過剰なナショナリズムの発揚から余裕を失い、メダルや国旗にこだわったのでは碌なことにはならない。そのことの教訓となる事件がいくつか起きている。
世界的なスイマーとして高名な、孫楊(スン・ヤン)の発言が話題となっている。9月23日に男子400メートル自由形で日本の萩野公介を破って金メダルをとり、さらに24日400メートルリレーでも中国チームが日本を破って優勝すると、中国人記者の質問に「(勝って)気持ちいいというだけではなく、今夜は中国人に留飲が下がる思いをさせた。正直に言うと、日本の国歌を聞くと嫌な感じになる」(訳は毎日による)とコメントした。彼は、アスリートとしては大成したが、社会人として身を処すべき方法には疎い人のようだ。換言すれば、体裁を繕うすべを身につけていない正直な人物。それ故に、本音を言っちゃったのだ。
おそらく、「君が代=嫌な感じ」は、彼の本音であるだけでなく、多くの中国人の本音でもあるのだろう。なにしろ、かつて海を渡って侵略してきた恐るべき軍隊の歌と旗そのものなのだから。そんな来歴の歌や旗を、未だに国旗国歌としている方の神経も問われなければならないが。
しかし、中国の世論は相当に成熟している。孫の発言には賛意だけではなく、「場をわきまえよ」という中国国内からの批判の声が上がったそうだ。彼は26日1500メートル自由形で優勝した後に、「申し訳ないと思っている」と謝罪し、釈明した。「おそらく誤解がある。全ての選手は自国の国歌を聞きたいと思っているということ」という内容。
ところで、中国の国歌は「起来!不愿做奴隶的人?!」(立ち上がれ、奴隷となることを望まぬ人々よ)という呼びかけで始まる。日本軍の侵略に屈せず立ち上がって砲火を恐れず戦え、という内容である。日中戦争中、中国共産党支配地域で抗日歌曲として歌われ浸透したもの。だから、「正直に言うと、中国の国歌を聞くと嫌な感じになる」という日本人がいても、いっこうに不思議ではない。「中国への日本軍隊派遣は、侵略ではなくアジア解放のためだ」などと考えている向きには、なおさらである。あるいは、「戦後70年を経て、未だに日中戦争をテーマの国歌でもあるまい」と考える人にも不愉快かもしれない。

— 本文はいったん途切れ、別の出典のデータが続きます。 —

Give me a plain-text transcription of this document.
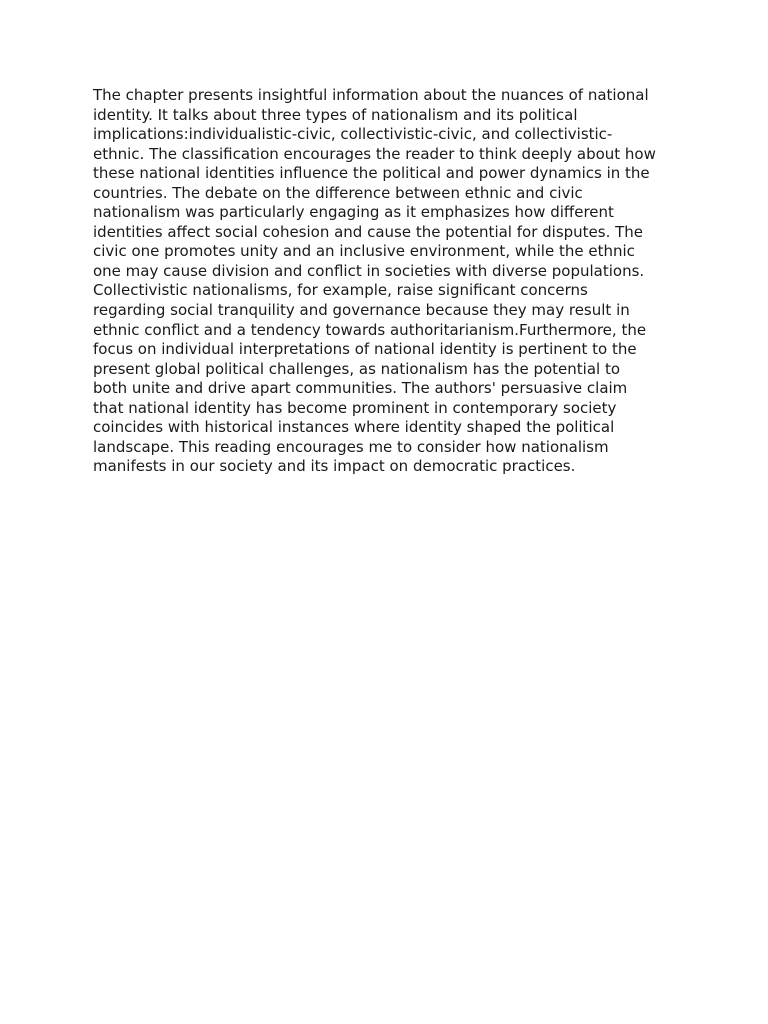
The chapter presents insightful information about the nuances of national
identity. It talks about three types of nationalism and its political
implications:individualistic-civic, collectivistic-civic, and collectivistic-
ethnic. The classification encourages the reader to think deeply about how
these national identities influence the political and power dynamics in the
countries. The debate on the difference between ethnic and civic
nationalism was particularly engaging as it emphasizes how different
identities affect social cohesion and cause the potential for disputes. The
civic one promotes unity and an inclusive environment, while the ethnic
one may cause division and conflict in societies with diverse populations.
Collectivistic nationalisms, for example, raise significant concerns
regarding social tranquility and governance because they may result in
ethnic conflict and a tendency towards authoritarianism.Furthermore, the
focus on individual interpretations of national identity is pertinent to the
present global political challenges, as nationalism has the potential to
both unite and drive apart communities. The authors' persuasive claim
that national identity has become prominent in contemporary society
coincides with historical instances where identity shaped the political
landscape. This reading encourages me to consider how nationalism
manifests in our society and its impact on democratic practices.
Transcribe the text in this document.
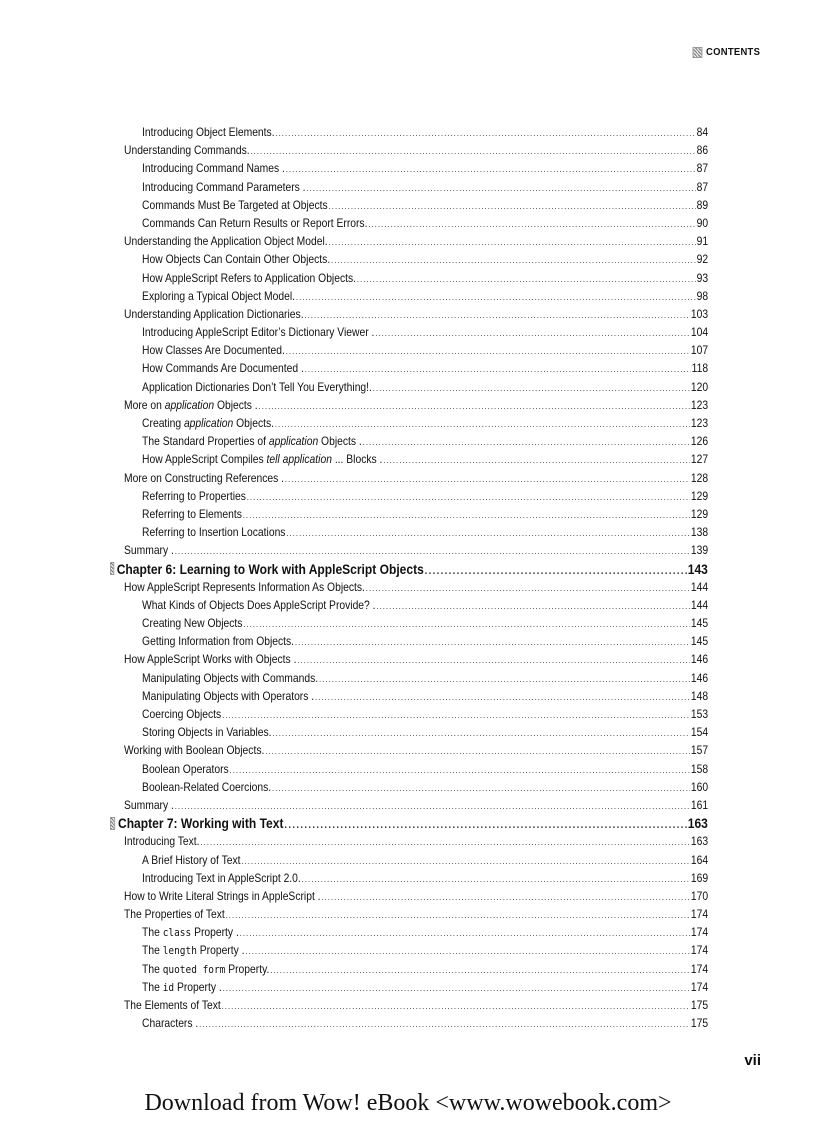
CONTENTS
Introducing Object Elements. .....	84
Understanding Commands. .....	86
Introducing Command Names . .....	87
Introducing Command Parameters . .....	87
Commands Must Be Targeted at Objects .....	89
Commands Can Return Results or Report Errors. .....	90
Understanding the Application Object Model. .....	91
How Objects Can Contain Other Objects. .....	92
How AppleScript Refers to Application Objects. .....	93
Exploring a Typical Object Model. .....	98
Understanding Application Dictionaries. .....	103
Introducing AppleScript Editor’s Dictionary Viewer . .....	104
How Classes Are Documented. .....	107
How Commands Are Documented . .....	118
Application Dictionaries Don’t Tell You Everything!. .....	120
More on application Objects . .....	123
Creating application Objects. .....	123
The Standard Properties of application Objects . .....	126
How AppleScript Compiles tell application ... Blocks . .....	127
More on Constructing References . .....	128
Referring to Properties .....	129
Referring to Elements .....	129
Referring to Insertion Locations .....	138
Summary . .....	139
Chapter 6: Learning to Work with AppleScript Objects .....	143
How AppleScript Represents Information As Objects. .....	144
What Kinds of Objects Does AppleScript Provide? . .....	144
Creating New Objects .....	145
Getting Information from Objects. .....	145
How AppleScript Works with Objects . .....	146
Manipulating Objects with Commands. .....	146
Manipulating Objects with Operators . .....	148
Coercing Objects .....	153
Storing Objects in Variables. .....	154
Working with Boolean Objects. .....	157
Boolean Operators .....	158
Boolean-Related Coercions. .....	160
Summary . .....	161
Chapter 7: Working with Text .....	163
Introducing Text. .....	163
A Brief History of Text .....	164
Introducing Text in AppleScript 2.0. .....	169
How to Write Literal Strings in AppleScript . .....	170
The Properties of Text .....	174
The class Property . .....	174
The length Property . .....	174
The quoted form Property. .....	174
The id Property . .....	174
The Elements of Text .....	175
Characters . .....	175
vii
Download from Wow! eBook <www.wowebook.com>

相互に不愉快をもたらす、やっかいな国旗や国歌は、国際友好の障害物として大会に持ち込まないに如くはない。ナショナリズムとは克服さるべきもの。あおるための小道具を神聖視する必要はさらさらない。
もう一つの話題が、冨田尚弥選手のカメラ窃盗事件。「レンズを外し、800万ウォン(約83万円)相当のプロ仕様のカメラ本体を盗んだ疑い」が報じられている。同選手は、前回大会の200メートル平泳ぎ金メダリスト。「カメラを見た瞬間、欲しくなった」と供述しているという。トップアスリートであることと、人間として良識をわきまえていることとが何の関連性もないことをよく証明している。伝えられている限りで冨田選手の手口に弁解の余地はない。
しかし、物欲は誰にも共通してあるもの。通常、人はこれを抑制して社会生活を営むが、一定の確率で、抑制が働かない場合が生じる。窃盗罪を犯す人と犯さない人との間に、質的で決定的な差があるわけではない。どこの国のどこの集団にも、乱暴者がおり、暴言を吐くものがあり、窃盗を働く者だっているということだ。
だから、責めを負うべきは冨田選手個人にとどまる。ことさらに冨田選手のカメラ窃盗事件を、「日本人の本性の表れ」などと言ってはならない。そのような言動こそ、「悪しきナショナリズムの表れ」なのだ。
ナショナリズムからの解放こそが、国民の成熟度のバロメーターだ。あらゆる国際イベントからナショナリズムを可能な限り希釈して、国際交流と友好の場にしたいものと思う。